Five Stories Of Newport
Gregory Blake Smith's 2018 novel, "The Maze at Windermere" offers a strong sense of an American place as it consists of five separate stories set in Newport, Rhode Island from colonial times in 1692 to the 21st century. Each of the five stories has its own separate characters and each is told in a remarkable voice idiomatic for the period. The stories also share broad common themes, the stuff of literature, including the nature of love in many forms, sexuality, acceptance and rejection, deceit, and marriage and money.
The individual stories begin with the 2011 tale of a fading tennis professional who becomes involved with a wealthy but physically handicapped young heiress. The next story set in 1896, (the only part of the book recounted in the third person) tells of the allure of money to a middle-aged gay man who tries to deceive and marry a wealthy widow. The third story, set in 1863 in the middle of the Civil War, focuses on historical characters, particularly the budding novelist Henry James, whose writings and life overshadow the entire book. The fourth story is set in 1778 during the Revolutionary War and involves a British officer who tries to seduce the buxom daughter of a wealthy Jewish merchant. The final and earliest story is set in a Quaker community in 1698. The protagonist is a 15-year old girl whose father and mother have died and who is charged with taking care of herself, her younger sister, the family home, and the family slaves.

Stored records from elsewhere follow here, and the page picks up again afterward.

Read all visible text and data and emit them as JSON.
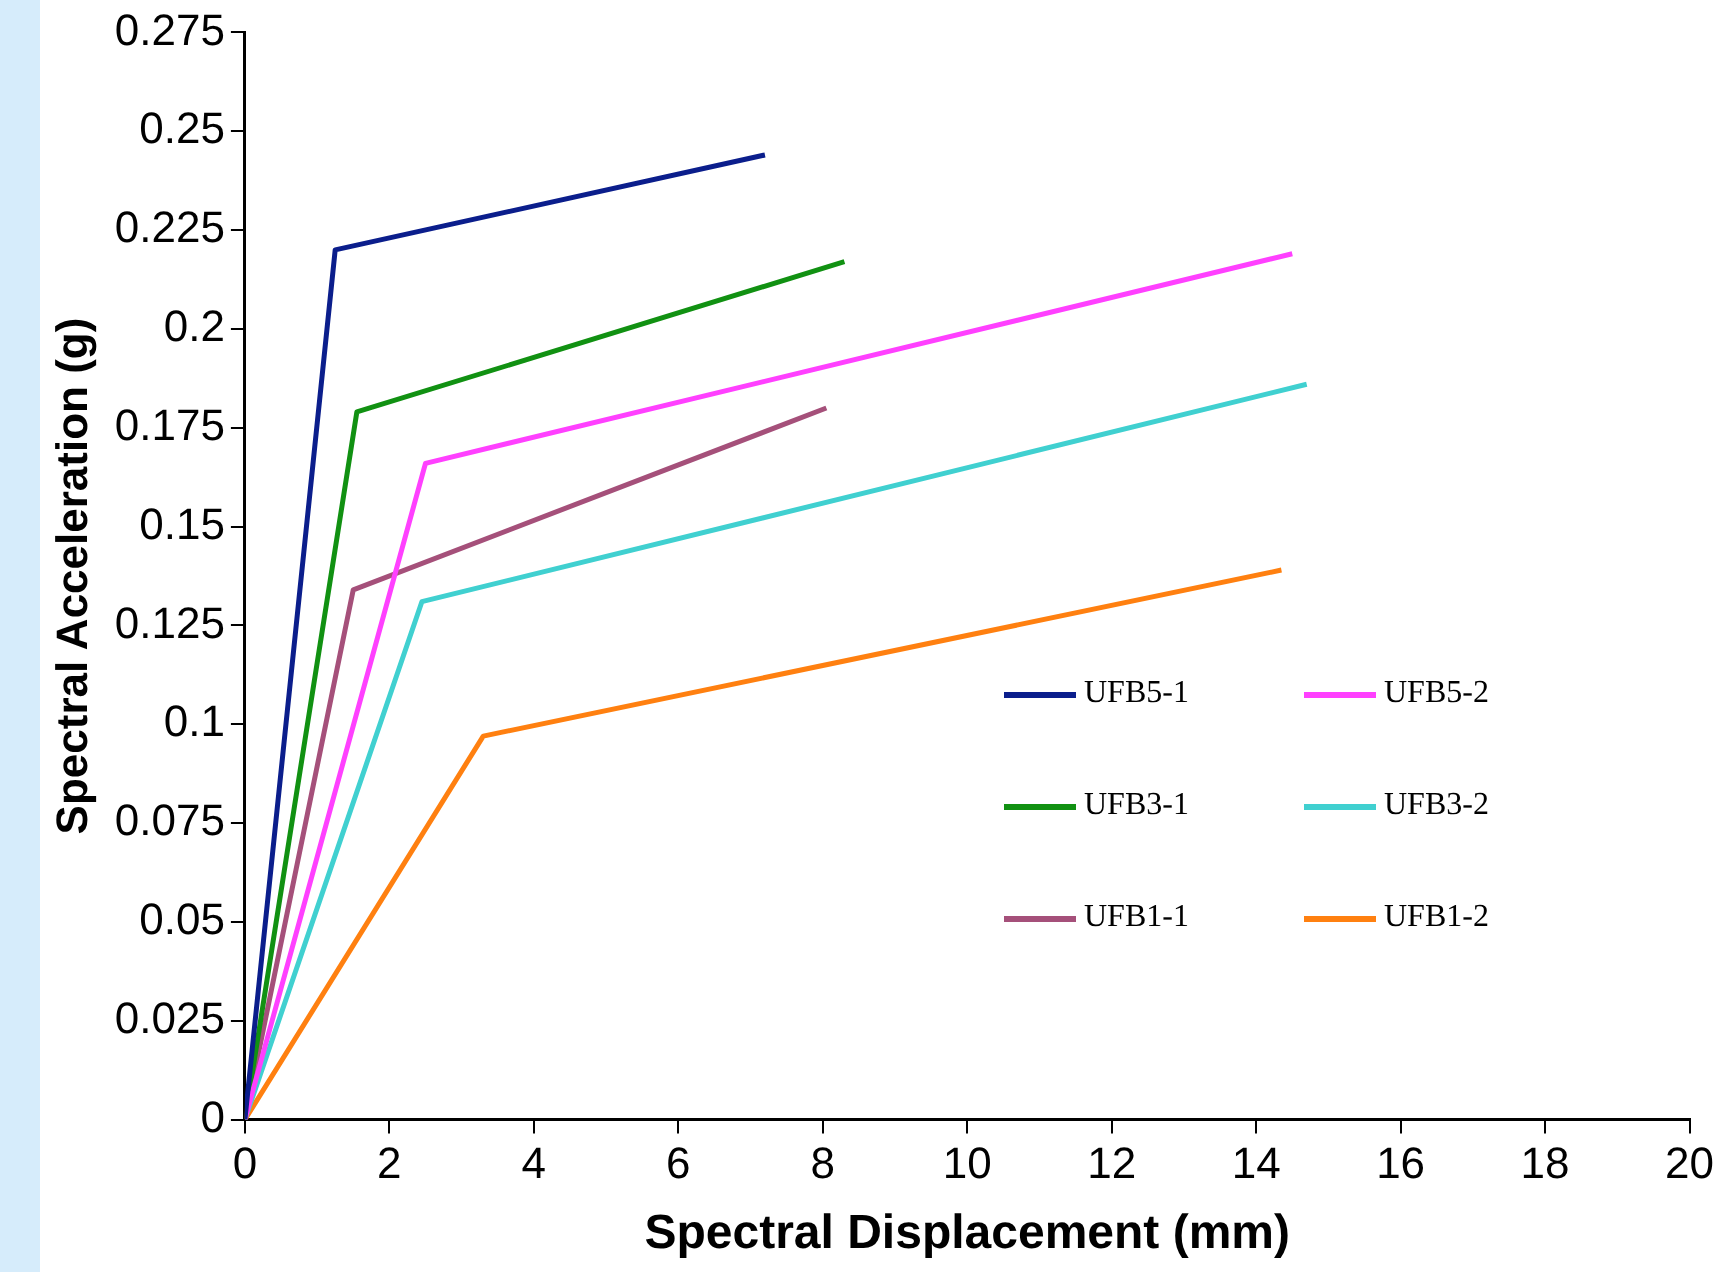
{
  "chart_data": {
    "type": "line",
    "xlabel": "Spectral Displacement (mm)",
    "ylabel": "Spectral Acceleration (g)",
    "xlim": [
      0,
      20
    ],
    "xticks": [
      0,
      2,
      4,
      6,
      8,
      10,
      12,
      14,
      16,
      18,
      20
    ],
    "ylim": [
      0,
      0.275
    ],
    "yticks": [
      0,
      0.025,
      0.05,
      0.075,
      0.1,
      0.125,
      0.15,
      0.175,
      0.2,
      0.225,
      0.25,
      0.275
    ],
    "grid": false,
    "legend": "right",
    "marker": "none",
    "line_style": "solid",
    "series": [
      {
        "name": "UFB5-1",
        "color": "#0b1e8c",
        "x": [
          0,
          1.25,
          7.2
        ],
        "values": [
          0,
          0.22,
          0.244
        ]
      },
      {
        "name": "UFB5-2",
        "color": "#ff40ff",
        "x": [
          0,
          2.5,
          14.5
        ],
        "values": [
          0,
          0.166,
          0.219
        ]
      },
      {
        "name": "UFB3-1",
        "color": "#119112",
        "x": [
          0,
          1.55,
          8.3
        ],
        "values": [
          0,
          0.179,
          0.217
        ]
      },
      {
        "name": "UFB3-2",
        "color": "#40d0d0",
        "x": [
          0,
          2.45,
          14.7
        ],
        "values": [
          0,
          0.131,
          0.186
        ]
      },
      {
        "name": "UFB1-1",
        "color": "#a5507a",
        "x": [
          0,
          1.5,
          8.05
        ],
        "values": [
          0,
          0.134,
          0.18
        ]
      },
      {
        "name": "UFB1-2",
        "color": "#ff8010",
        "x": [
          0,
          3.3,
          14.35
        ],
        "values": [
          0,
          0.097,
          0.139
        ]
      }
    ]
  }
}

Each of these five stories has the stuff for a full novel and would require concentration on the part of the reader. Smith's novel, however, runs the five stories together. Up until the last section of the book, the work is arranged in a fixed progression of scenes in reverse chronological order from one story to the next (i,e, 2011, 1896, 1863, 1778, 1698), Each story is taken to a climactic point only to have the scene shift to the following story. When the five scenes are exhausted, the cycle begins again to be repeated until the final, more wandering section of the book.

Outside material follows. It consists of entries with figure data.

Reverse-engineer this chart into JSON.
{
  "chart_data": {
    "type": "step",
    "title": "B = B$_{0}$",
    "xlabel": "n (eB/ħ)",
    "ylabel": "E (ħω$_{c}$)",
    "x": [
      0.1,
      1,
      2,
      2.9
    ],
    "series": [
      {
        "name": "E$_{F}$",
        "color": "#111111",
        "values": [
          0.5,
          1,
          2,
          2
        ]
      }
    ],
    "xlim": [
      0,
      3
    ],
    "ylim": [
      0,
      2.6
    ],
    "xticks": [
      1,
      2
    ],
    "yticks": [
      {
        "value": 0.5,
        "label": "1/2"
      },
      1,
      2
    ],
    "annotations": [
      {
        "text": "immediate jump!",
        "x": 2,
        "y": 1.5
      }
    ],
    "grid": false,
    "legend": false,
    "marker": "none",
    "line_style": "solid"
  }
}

With its shifting scenes and many characters, the book is hard to follow at first. But I found the work gradually drawing me in. The format invites the reader to seek out similarities and differences in the stories over time, in the characters, their ambitions, and their fates, all against the background of Newport which remains the setting amid changes over 300 years.
The stories do not work equally well and not all scenes are on the same level of inspiration. Some readers see the tone of the book set by the contemporary section involving the fading tennis player. I was fascinated most, however, by the story of the James family, both for itself and because it pervades the book in it discussion of change and constancy in life over time and of the relationship between life and art. The James family, Henry Sr. William, Alice, and Wilkie, all are characters, but the focus is on the novelist Henry as a young man of twenty with the ambition to become a writer. As the novel would have it, young Henry becomes momentarily involved with a young woman, also named Alice. Henry comes to see that he is largely devoid of strong sexual passions. Rather than pursuing love, he devotes himself to close observation and understanding of people and to writing and bringing to life what he sees. Many of the scenes in Smith's book offer allusions to Henry James' writings, particularly the early work "Daisy Miller" and the late lengthy novel, "The Wings of the Dove". James's writings and observations seem to work as a gloss on the stories that Smith brings to his readers, and they help bring understanding to people and places in a thoughtful way that suspends the ever -present tendency toward dogmatic moral judgment.
Here are two examples from the youthful Henry James character that illuminate the novel. In the first example, young Henry reflects upon the spiritual emphasis in the writings of his father, Henry, Sr. The young novelist agrees with his father about the dangers of ego and self: yet he finds the way to understanding in the varied physical things of the world itself rather than in the idealism and spirituality of his father. Thus, in the novel, young Henry says:
"Is not the world in all its rich progress a paradise of interest? Who would willingly live in a world where the peaches hang year-round in perfect ripeness upon their perfect boughs? It is in the gradations of behavior, in the shades of our motivations, in their inversions and variations, in the slow ripening and the quicker rotting, where lie education and insight, and a kind of artistic delight."
In a subsequent passage, Henry discusses his failed relationship with Alice and how this failure helped him to understand his task as a writer and observer of life. Henry sees that every person has his or her own story and yet all share a common humanity. Henry writes:
"It is something I have difficulty reconciling, this sense I have that the hundreds of millions of us who breathe upon the earth are each a unique flame, that we are each uniquely composed within the caskets of our bodies and our minds, that each has an experience of the world as different as that of a fishwife's from a foundryman's, and yet we all live the same life (millionaire, artist, soldier, slave), we each of us strive to understand who we are, why we are here, to love and be loved, and that for all that striving, we are each of us lost in the mystery of our own heart."
These and similar passages in the book show a sense of the mystery of life and art in both their commonality and their diversity. Smith brings the mystery home to his readers through the particulars of Newport, Henry James, and an array of characters through time. There is a sense of the breadth of life and of unity in difference, elegantly told. I found "The Maze at Windermere" thoughtful and moving.